Lugar de pertencimento
Próximo do M’Boi Mirim, no Jardim São Luís, a ausência das ruas já era fato consumado no Bloco do Beco. Antes mesmo da decisão da Prefeitura, o grupo já havia decidido não desfilar no Carnaval de 2022 por conta do risco sanitário. Seria um cortejo histórico, afinal o grupo está completando duas décadas de atuação.
O primeiro Carnaval do Bloco do Beco foi feito por sambistas e pessoas do Jardim Ibirapuera, em 2002. O impacto foi tão forte que a folia desembocou em outros projetos, como biblioteca comunitária e laboratório de audiovisual, por exemplo. Em 2003, o Bloco do Beco se constituiu como uma associação e hoje atua com educação integrada e atividades voltadas especialmente a crianças, adolescentes e jovens da comunidade.
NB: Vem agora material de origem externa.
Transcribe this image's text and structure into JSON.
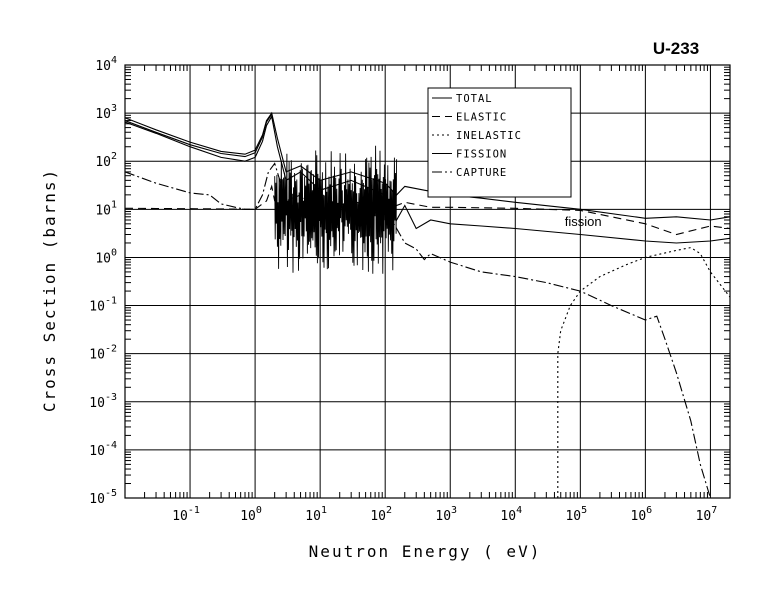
{
  "chart_data": {
    "type": "line",
    "title": "U-233",
    "xlabel": "Neutron Energy ( eV)",
    "ylabel": "Cross Section (barns)",
    "xscale": "log",
    "yscale": "log",
    "xlim": [
      0.01,
      20000000
    ],
    "ylim": [
      1e-05,
      10000
    ],
    "grid": true,
    "legend_position": "top-right",
    "x_ticks": [
      {
        "base": "10",
        "exp": "-1",
        "value": 0.1
      },
      {
        "base": "10",
        "exp": "0",
        "value": 1
      },
      {
        "base": "10",
        "exp": "1",
        "value": 10
      },
      {
        "base": "10",
        "exp": "2",
        "value": 100
      },
      {
        "base": "10",
        "exp": "3",
        "value": 1000
      },
      {
        "base": "10",
        "exp": "4",
        "value": 10000
      },
      {
        "base": "10",
        "exp": "5",
        "value": 100000
      },
      {
        "base": "10",
        "exp": "6",
        "value": 1000000
      },
      {
        "base": "10",
        "exp": "7",
        "value": 10000000
      }
    ],
    "y_ticks": [
      {
        "base": "10",
        "exp": "-5",
        "value": 1e-05
      },
      {
        "base": "10",
        "exp": "-4",
        "value": 0.0001
      },
      {
        "base": "10",
        "exp": "-3",
        "value": 0.001
      },
      {
        "base": "10",
        "exp": "-2",
        "value": 0.01
      },
      {
        "base": "10",
        "exp": "-1",
        "value": 0.1
      },
      {
        "base": "10",
        "exp": "0",
        "value": 1
      },
      {
        "base": "10",
        "exp": "1",
        "value": 10
      },
      {
        "base": "10",
        "exp": "2",
        "value": 100
      },
      {
        "base": "10",
        "exp": "3",
        "value": 1000
      },
      {
        "base": "10",
        "exp": "4",
        "value": 10000
      }
    ],
    "annotation": {
      "text": "fission",
      "x": 50000,
      "y": 5
    },
    "series": [
      {
        "name": "TOTAL",
        "dash": "none",
        "x": [
          0.01,
          0.03,
          0.1,
          0.3,
          0.7,
          1,
          1.3,
          1.5,
          1.8,
          2.2,
          3,
          5,
          10,
          30,
          100,
          150,
          200,
          400,
          1000,
          3000,
          10000,
          100000,
          1000000,
          3000000,
          10000000,
          20000000
        ],
        "y": [
          800,
          450,
          250,
          160,
          140,
          170,
          350,
          700,
          1000,
          300,
          60,
          80,
          40,
          60,
          35,
          20,
          30,
          25,
          20,
          17,
          14,
          10,
          6.5,
          7,
          6,
          7
        ]
      },
      {
        "name": "TOTAL",
        "dash": "none",
        "x": [
          0.01,
          0.03,
          0.1,
          0.3,
          0.7,
          1,
          1.3,
          1.5,
          1.8
        ],
        "y": [
          700,
          400,
          220,
          145,
          125,
          150,
          320,
          650,
          950
        ]
      },
      {
        "name": "ELASTIC",
        "dash": "8 5",
        "x": [
          0.01,
          0.03,
          0.1,
          0.3,
          0.5,
          0.7,
          1,
          1.5,
          1.8,
          2,
          3,
          5,
          10,
          30,
          100,
          150,
          200,
          500,
          1000,
          10000,
          100000,
          1000000,
          3000000,
          10000000,
          20000000
        ],
        "y": [
          10.5,
          10.4,
          10.3,
          10.2,
          10.1,
          10,
          10,
          15,
          30,
          15,
          8,
          12,
          6,
          10,
          8,
          12,
          14,
          11,
          11,
          10.5,
          9.5,
          5,
          3,
          4.5,
          4
        ]
      },
      {
        "name": "INELASTIC",
        "dash": "2 3",
        "x": [
          45000,
          45001,
          50000,
          70000,
          100000,
          200000,
          500000,
          1000000,
          3000000,
          5000000,
          7000000,
          10000000,
          20000000
        ],
        "y": [
          1e-05,
          0.01,
          0.03,
          0.1,
          0.2,
          0.4,
          0.7,
          1,
          1.4,
          1.6,
          1.2,
          0.5,
          0.15
        ]
      },
      {
        "name": "FISSION",
        "dash": "none",
        "x": [
          0.01,
          0.03,
          0.1,
          0.3,
          0.7,
          1,
          1.3,
          1.5,
          1.8,
          2.2,
          3,
          5,
          10,
          30,
          100,
          150,
          200,
          300,
          500,
          1000,
          3000,
          10000,
          100000,
          1000000,
          3000000,
          10000000,
          20000000
        ],
        "y": [
          650,
          380,
          200,
          120,
          100,
          120,
          260,
          550,
          850,
          200,
          40,
          60,
          25,
          40,
          20,
          6,
          12,
          4,
          6,
          5,
          4.5,
          4,
          3,
          2.2,
          2,
          2.2,
          2.5
        ]
      },
      {
        "name": "CAPTURE",
        "dash": "10 3 2 3",
        "x": [
          0.01,
          0.03,
          0.1,
          0.2,
          0.3,
          0.5,
          0.7,
          1,
          1.3,
          1.6,
          2,
          3,
          5,
          10,
          30,
          100,
          150,
          200,
          300,
          400,
          500,
          1000,
          3000,
          10000,
          30000,
          100000,
          300000,
          1000000,
          1500000,
          2000000,
          3000000,
          5000000,
          7000000,
          10000000
        ],
        "y": [
          60,
          35,
          22,
          20,
          13,
          11,
          10,
          10,
          20,
          60,
          90,
          15,
          20,
          8,
          15,
          10,
          4,
          2,
          1.5,
          0.9,
          1.2,
          0.8,
          0.5,
          0.4,
          0.3,
          0.2,
          0.1,
          0.05,
          0.06,
          0.02,
          0.004,
          0.0004,
          5e-05,
          1e-05
        ]
      }
    ]
  }
}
Presidente da associação, a socióloga Anabela Gonçalves diz observa que a catarse de fevereiro é uma releitura do ano que se passou. Uma celebração. Afinal, a festa proporciona alegria, abre a possibilidade de acessar a subjetividade e reelaborar um imaginário coletivo, para além dos perrengues cotidianos que a gente vive nas periferias. É a potencialidade de ir além do que sugerem os dados sobre violência e vulnerabilidade.
“O carnaval tem um impacto na economia criativa, na difusão do nosso nome e das atividades, do trabalho na comunidade (…) Muita gente tem contato com a cultura pela primeira vez através do bloco”
Anabela Gonçalves, socióloga e presidente do Bloco do Beco
“É um lugar onde a gente consegue junto olhar pra cultura da periferia, das pessoas se abraçarem (…) Os desfiles são um lugar de encontro das famílias, dos moradores, de fortalecer os laços comunitários”, aponta Anabela, que lembra ainda que em territórios que sofrem com a especulação imobiliária a festa tem sentido de preservar a memória das pessoas mais antigas.
O último desfile foi puxado por mais de 50 ritmistas e arrastou mais de 5 mil pessoas com samba enredo próprio, marchinhas e músicas do gosto popular. A pandemia trouxe um baque, mas a associação precisou pensar outras formas de difusão cultural junto à comunidade. Uma delas ocorreu recentemente, com a derrubada do muro da organização para dar maior integração com a população local.
Afinal, mesmo longe das ruas, o samba tem que continuar.